Option n°4 : vous devez nous dire le mode de traitement, les modalités de construction et d'exploitation (PPP, délégation de service public au privé, régie publique ?), le coût estimé, les critères de localisation géographique et le délai de mise en place, impliquant là aussi une révision du Pedma.

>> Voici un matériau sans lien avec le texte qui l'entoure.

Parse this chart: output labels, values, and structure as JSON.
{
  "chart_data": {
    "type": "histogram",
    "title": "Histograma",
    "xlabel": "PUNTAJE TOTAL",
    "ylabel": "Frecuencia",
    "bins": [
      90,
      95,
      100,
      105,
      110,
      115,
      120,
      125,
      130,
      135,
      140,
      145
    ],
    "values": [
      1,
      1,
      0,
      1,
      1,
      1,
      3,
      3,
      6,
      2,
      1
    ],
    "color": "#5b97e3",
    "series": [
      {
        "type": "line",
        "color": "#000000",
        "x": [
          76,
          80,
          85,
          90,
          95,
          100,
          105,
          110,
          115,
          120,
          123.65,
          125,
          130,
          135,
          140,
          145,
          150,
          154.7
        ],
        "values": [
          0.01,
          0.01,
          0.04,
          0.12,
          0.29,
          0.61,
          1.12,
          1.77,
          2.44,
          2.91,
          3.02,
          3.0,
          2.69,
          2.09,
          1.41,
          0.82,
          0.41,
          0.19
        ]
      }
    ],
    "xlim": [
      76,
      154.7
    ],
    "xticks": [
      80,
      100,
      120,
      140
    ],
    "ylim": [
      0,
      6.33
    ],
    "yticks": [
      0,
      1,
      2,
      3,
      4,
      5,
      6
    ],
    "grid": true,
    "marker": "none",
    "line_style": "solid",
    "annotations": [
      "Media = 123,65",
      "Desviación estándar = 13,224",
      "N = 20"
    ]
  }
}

(1) "III. – Les plans régionaux de prévention et de gestion des déchets sont approuvés dans un délai de dix-huit mois à compter de la promulgation de la présente loi. Les plans mentionnés aux articles L. 541-13, L. 541-14 et L. 541-14-1 du code de l’environnement et à l’article L. 4424-37 du code général des collectivités territoriales, dans leur rédaction antérieure à la présente loi, et qui ont été approuvés avant cette promulgation restent en vigueur jusqu’à la publication du plan régional de prévention et de gestion des déchets dont le périmètre d’application couvre celui de ces plans.

III bis. – Les procédures d’élaboration et de révision des plans départementaux ou régionaux de prévention et de gestion des déchets engagées avant la publication de la présente loi demeurent régies par les articles L. 541-13 à L. 541-14-1 du code de l’environnement et par l’article L. 4424-37 du code général des collectivités territoriales, dans leur rédaction antérieure à la présente loi. Les projets desdits plans sont soumis à enquête publique, puis approuvés par délibération du conseil régional, sur proposition de la collectivité territoriale compétente au titre des mêmes articles L. 541-13 à L. 541-14-1 et L. 4424-37, dans leur rédaction antérieure à la présente loi.

Le premier alinéa du présent III bis s’applique jusqu’à l’approbation par le conseil régional du plan de prévention et de gestion des déchets en application des articles L. 541-13 et L. 541-14 du code de l’environnement, dans leur rédaction résultant de la présente loi."